В следующей параллели, казалось, не соглашались с Минье приверженцы или энтузиасты Наполеона: "Великий дух Наполеона и здравый смысл господина де Талейрана, казалось, были созданы друг для друга. Все, что было изобретательного, плодотворного, смелого, пылкого у первого, нуждалось в четкости, холодности, обоснованности и точности второго. Один был гений действия, другой был гениален в советах. Один замышлял все великое, другой избегал всего опасного, и созидательный порыв первого был счастливо обуздан осмотрительной осторожностью второго. Господин де Талейран умел сдерживать императора в тех случаях, когда гнев или страсть могли толкнуть последнего на поспешные меры; господин де Талейран давал императору возможность, став более спокойным, проявить себя более ловким. Поэтому он говорил правдиво, но допускал преувеличение в форме выражения: "Император потерял с того дня, когда он смог делать на четверть часа раньше то, чего я добивался от него, чтобы он сделал на четверть часа позже". Потеря подобного советчика должна была стать несчастьем для императора, а впоследствии она превратилась в опасность".

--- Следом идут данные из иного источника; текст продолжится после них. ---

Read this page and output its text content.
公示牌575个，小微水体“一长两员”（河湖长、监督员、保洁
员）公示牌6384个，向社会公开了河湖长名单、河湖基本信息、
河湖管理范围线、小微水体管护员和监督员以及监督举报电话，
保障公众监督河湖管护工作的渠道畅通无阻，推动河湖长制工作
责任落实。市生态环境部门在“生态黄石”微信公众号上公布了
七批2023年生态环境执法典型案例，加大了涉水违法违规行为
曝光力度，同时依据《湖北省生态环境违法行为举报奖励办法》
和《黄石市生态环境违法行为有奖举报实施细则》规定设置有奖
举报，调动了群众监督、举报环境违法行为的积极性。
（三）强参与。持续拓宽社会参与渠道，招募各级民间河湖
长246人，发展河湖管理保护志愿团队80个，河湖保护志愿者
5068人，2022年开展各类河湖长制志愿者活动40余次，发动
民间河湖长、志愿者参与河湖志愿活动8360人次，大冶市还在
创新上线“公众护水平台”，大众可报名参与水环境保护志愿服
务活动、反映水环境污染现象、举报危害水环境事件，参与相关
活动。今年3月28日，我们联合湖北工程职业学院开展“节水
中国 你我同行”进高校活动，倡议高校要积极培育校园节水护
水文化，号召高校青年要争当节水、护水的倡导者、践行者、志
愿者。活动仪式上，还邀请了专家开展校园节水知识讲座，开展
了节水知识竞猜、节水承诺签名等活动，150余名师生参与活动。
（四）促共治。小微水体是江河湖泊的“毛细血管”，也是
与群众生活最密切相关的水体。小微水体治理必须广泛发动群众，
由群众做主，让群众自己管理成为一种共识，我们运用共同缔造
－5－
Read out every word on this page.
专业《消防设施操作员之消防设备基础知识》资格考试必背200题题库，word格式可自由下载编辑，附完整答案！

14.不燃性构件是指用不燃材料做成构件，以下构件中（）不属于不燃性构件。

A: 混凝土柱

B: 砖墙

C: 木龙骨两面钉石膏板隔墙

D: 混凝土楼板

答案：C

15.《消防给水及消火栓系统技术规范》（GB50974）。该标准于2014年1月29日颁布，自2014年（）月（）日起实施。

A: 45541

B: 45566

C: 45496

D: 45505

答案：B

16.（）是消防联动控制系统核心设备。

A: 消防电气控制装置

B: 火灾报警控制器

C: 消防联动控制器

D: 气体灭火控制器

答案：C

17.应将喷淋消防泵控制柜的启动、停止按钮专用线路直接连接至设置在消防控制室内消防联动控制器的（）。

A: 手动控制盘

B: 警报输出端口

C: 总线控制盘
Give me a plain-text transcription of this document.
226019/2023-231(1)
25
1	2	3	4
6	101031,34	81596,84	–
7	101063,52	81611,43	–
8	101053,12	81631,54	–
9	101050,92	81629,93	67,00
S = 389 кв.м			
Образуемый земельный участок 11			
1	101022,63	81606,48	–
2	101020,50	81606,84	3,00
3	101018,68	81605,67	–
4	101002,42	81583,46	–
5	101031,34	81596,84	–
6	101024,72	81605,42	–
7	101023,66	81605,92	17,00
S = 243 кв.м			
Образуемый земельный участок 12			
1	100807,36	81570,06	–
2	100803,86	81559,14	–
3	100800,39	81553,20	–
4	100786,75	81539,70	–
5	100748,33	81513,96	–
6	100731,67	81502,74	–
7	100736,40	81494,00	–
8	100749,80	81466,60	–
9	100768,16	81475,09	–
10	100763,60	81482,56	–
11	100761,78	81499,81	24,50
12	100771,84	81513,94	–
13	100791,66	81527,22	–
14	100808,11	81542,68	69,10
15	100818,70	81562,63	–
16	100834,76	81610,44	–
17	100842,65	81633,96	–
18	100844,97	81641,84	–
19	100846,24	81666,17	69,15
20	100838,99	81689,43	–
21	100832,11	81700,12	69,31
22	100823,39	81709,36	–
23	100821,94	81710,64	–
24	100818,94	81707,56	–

В Эрфурте все еще Талейран, но уже в качестве обер-камергера, "принимал при императорском дворе". В Эрфурте Наполеон изъявил Талейрану сожаление о том, что они расстались, фразою: "Нам не следовало бы расставаться". За Гишпанию Наполеон разгневался на своего обер-камергера и лишил его сего звания. "Талейран стал еще более порицать". В нашествии на Россию Талейран предвидел и расчислил последствия… Минье показывает, каким образом Талейран приведен был к необходимости принять на себя роль, игранную им в 1814 году. Оратор увлекается действиями Наполеона, славным его падением: "Звезда, перед тем как исчезнуть, излучала великолепный свет. Наполеон отрекся от власти".
Здесь начинается для Талейрана новое поприще. Национальная гвардия не выпустила его из Парижа; волею или неволею, он остался в столице: "Он был там самым главным деятелем и единственным крупным чиновником в тот момент, когда силой оружия там появились иностранные победители. Талейран всегда умел применяться к обстоятельствам".
Талейран - снова министр иностранных дел - на конгрессе Венском. "Он создавал теорию для каждого обстоятельства. Эта теория руководила им". Минье осуждает Талейрана за то, что он предпочел удержать короля Саксонии в его уменьшенном государстве - составлению для него нового государства на левом берегу Рейна. "Не лучше ли было бы, - говорит Минье, - расположить между Саарой и Рейном, в нескольких переходах от нашей столицы, маленькое государство, а не большое?".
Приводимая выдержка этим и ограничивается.